We tell you that we are not opposed to all welfare reform, yet only write about the parts we disagree with. We point out that genuine support to find rewarding employment would be welcomed, but ask you to believe us when we say that it is the system put in place that fails us - and you.
You watch TV programmes and read newspaper reports that claim virtually all on sickness benefits are "scroungers" or "skivers", yet we keep pointing out that in fact fraud is the lowest of all social security benefits at just 0.5%. Perhaps we should spend a little more time acknowledging that many people on sickness or disability benefits would like to work and would welcome the chance to try.

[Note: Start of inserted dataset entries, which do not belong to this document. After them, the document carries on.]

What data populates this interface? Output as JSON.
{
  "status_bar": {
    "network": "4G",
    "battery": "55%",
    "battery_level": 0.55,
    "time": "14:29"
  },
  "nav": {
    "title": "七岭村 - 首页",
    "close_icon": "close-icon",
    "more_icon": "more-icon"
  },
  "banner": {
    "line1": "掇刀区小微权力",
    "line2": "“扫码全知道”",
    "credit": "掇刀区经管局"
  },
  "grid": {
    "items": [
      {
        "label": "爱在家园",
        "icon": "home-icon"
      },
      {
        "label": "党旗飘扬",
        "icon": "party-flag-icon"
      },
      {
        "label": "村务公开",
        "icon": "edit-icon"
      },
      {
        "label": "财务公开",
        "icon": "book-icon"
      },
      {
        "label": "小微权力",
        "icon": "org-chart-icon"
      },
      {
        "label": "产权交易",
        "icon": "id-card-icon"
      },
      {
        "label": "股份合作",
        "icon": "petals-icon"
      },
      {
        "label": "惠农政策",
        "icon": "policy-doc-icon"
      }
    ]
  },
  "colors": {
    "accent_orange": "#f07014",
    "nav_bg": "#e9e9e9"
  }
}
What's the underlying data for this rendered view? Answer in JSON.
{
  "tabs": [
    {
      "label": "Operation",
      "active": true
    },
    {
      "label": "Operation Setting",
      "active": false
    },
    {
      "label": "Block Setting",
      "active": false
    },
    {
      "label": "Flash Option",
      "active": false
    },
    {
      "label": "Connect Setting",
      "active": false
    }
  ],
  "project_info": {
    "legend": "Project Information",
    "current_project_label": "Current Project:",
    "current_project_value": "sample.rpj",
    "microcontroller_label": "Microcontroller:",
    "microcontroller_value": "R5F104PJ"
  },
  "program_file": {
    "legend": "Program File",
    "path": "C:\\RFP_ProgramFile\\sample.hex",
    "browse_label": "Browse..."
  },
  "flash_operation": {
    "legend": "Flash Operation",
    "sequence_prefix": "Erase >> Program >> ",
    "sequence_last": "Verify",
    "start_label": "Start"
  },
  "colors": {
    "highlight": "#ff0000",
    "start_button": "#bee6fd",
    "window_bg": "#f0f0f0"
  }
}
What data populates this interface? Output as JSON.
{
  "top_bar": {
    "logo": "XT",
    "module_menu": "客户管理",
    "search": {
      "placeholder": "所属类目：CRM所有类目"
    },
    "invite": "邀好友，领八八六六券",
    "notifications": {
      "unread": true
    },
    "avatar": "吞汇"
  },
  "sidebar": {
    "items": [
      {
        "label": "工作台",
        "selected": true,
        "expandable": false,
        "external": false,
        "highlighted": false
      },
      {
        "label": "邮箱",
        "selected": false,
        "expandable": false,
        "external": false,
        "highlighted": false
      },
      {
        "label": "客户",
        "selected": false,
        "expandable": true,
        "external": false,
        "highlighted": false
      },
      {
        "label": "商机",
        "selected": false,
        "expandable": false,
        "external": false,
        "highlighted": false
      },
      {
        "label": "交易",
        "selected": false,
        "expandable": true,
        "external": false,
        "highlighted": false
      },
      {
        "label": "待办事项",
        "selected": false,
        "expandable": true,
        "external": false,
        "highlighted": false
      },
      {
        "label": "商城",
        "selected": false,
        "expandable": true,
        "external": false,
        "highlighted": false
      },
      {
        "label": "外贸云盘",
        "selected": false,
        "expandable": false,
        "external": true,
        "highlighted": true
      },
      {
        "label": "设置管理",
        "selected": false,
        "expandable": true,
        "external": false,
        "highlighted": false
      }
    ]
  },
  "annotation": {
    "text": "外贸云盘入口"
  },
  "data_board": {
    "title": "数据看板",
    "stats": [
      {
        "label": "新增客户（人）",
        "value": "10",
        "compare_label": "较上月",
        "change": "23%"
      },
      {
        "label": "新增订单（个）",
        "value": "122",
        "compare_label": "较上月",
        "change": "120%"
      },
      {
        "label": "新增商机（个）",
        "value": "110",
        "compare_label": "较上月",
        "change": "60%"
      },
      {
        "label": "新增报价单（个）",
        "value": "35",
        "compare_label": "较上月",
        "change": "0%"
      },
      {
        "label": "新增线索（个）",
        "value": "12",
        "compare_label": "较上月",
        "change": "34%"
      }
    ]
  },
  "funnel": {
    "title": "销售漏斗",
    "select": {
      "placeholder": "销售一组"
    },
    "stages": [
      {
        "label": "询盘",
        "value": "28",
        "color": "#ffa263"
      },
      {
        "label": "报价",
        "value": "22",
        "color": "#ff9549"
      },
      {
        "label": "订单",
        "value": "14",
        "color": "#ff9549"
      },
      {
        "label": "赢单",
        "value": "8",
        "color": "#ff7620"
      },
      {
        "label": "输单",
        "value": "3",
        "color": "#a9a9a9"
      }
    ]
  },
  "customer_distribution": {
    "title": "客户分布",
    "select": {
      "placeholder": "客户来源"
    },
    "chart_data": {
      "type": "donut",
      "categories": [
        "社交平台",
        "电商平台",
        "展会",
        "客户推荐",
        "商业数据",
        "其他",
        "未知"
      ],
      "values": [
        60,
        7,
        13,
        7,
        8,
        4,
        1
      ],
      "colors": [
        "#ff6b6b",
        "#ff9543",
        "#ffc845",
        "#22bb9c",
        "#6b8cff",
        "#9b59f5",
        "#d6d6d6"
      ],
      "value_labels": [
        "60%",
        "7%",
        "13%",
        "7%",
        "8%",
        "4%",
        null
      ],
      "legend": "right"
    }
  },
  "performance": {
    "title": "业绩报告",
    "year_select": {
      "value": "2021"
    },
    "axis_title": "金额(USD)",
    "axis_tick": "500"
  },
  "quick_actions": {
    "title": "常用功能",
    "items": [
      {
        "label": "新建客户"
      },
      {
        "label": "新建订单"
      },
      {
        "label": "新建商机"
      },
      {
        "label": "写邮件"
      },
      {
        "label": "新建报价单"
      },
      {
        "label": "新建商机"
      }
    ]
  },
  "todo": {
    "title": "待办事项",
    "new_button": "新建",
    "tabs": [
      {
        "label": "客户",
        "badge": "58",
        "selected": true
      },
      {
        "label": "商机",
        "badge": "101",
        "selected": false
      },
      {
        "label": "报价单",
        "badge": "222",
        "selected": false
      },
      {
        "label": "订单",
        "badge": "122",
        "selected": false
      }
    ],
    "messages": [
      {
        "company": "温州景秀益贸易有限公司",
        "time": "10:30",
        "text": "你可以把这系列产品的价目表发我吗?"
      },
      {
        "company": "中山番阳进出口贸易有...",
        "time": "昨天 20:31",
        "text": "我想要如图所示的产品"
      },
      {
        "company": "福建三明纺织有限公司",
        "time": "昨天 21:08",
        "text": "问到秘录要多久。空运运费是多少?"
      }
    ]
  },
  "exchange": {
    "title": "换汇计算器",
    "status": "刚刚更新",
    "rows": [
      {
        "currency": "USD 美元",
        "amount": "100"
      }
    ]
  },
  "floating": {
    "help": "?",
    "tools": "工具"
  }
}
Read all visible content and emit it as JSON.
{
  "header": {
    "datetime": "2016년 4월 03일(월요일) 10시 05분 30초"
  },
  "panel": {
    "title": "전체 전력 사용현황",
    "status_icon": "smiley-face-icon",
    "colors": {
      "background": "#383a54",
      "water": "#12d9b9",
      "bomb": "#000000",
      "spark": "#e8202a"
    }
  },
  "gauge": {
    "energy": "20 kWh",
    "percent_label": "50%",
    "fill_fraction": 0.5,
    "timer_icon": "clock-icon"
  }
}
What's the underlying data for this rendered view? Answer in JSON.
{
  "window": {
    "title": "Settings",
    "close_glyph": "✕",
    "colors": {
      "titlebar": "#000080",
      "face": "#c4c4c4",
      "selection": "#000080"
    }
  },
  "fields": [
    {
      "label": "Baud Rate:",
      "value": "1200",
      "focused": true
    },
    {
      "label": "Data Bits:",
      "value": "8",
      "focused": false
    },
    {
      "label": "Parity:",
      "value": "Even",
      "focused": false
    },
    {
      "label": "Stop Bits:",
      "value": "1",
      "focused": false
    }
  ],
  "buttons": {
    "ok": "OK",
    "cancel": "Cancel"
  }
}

If you happen to be aligned to a Conservative viewpoint, it's hard to continually hear that a policy is not only chaotic and mis-informed, but potentially dangerous and cruel. As a Labour leftie, I know all too well how frustrating it is when you have the best of intentions in government, but face a constant wall of opposition. If you believe passionately that work is the best medicine, it's hard to hear that for some, that just isn't the case.
Nonetheless, when something is wrong, it's wrong.
Employment Support Allowance (ESA, the replacement for Incapacity Benefit) was wrong when Labour introduced it and it's just as wrong today. It was based on flawed assumptions and spurious research. In 13 years, it was the first thing I openly opposed my own party over. It was clear that it would cause great suffering and injustice and I simply could not let it go unchecked.
Worst of all it might just sound like self interest : "Don't cut our benefits, don't make us pay."
Some ask how I (and my campaigning colleagues at The Broken of Britain) manage to write so passionately or find time to research our work, yet don't take a "real" job. Well this is why.
We are making ourselves (more) ill. We are pushing ourselves too far. Daily, we take on too much and fight too hard. Yet at some point a kind of fatalistic "nothing left to lose" attitude crept over us. We don't have wealthy supporters or powerful voices to fight our cause. If someone wants an "expert" for a radio show or newspaper column, it has to be us. There is no-one else. If someone wants an article within the hour on a particularly pernicious benefit story, we have to write it. There is no-one else.
But we're doing it for you too.
Sickness or disability can happen to anyone at any time. You might think that you would cope, work on through, but we who have been there know that sometimes there comes a time when you simply can't. We know that life can change in a heartbeat. That cancer or car accidents, disease or despair can strike anyone at any time - from the CEO who has a breakdown that he thought could never happen to him to the student diagnosed with leukaemia.
We know that skis can come lose or motorbikes can spin into ditches, crushing our hopes for the future as surely as our limbs. We know that defective genes or delinquent organs can lurk as surely in a lawyer as a clerk.
And we know, through terrible experience that when, God forbid, the lottery of life comes calling, you have a right to dignity. Not wealth or special favours, just a little basic provision and a knowledge that we live in a society that won't let you fall.
So, we have to fight. We have to be controversial. We have to grab your attention. We have to find ways to have our voices heard by a media and political class who largely don't want to know. But I just wanted you to know that we're fighting for you too.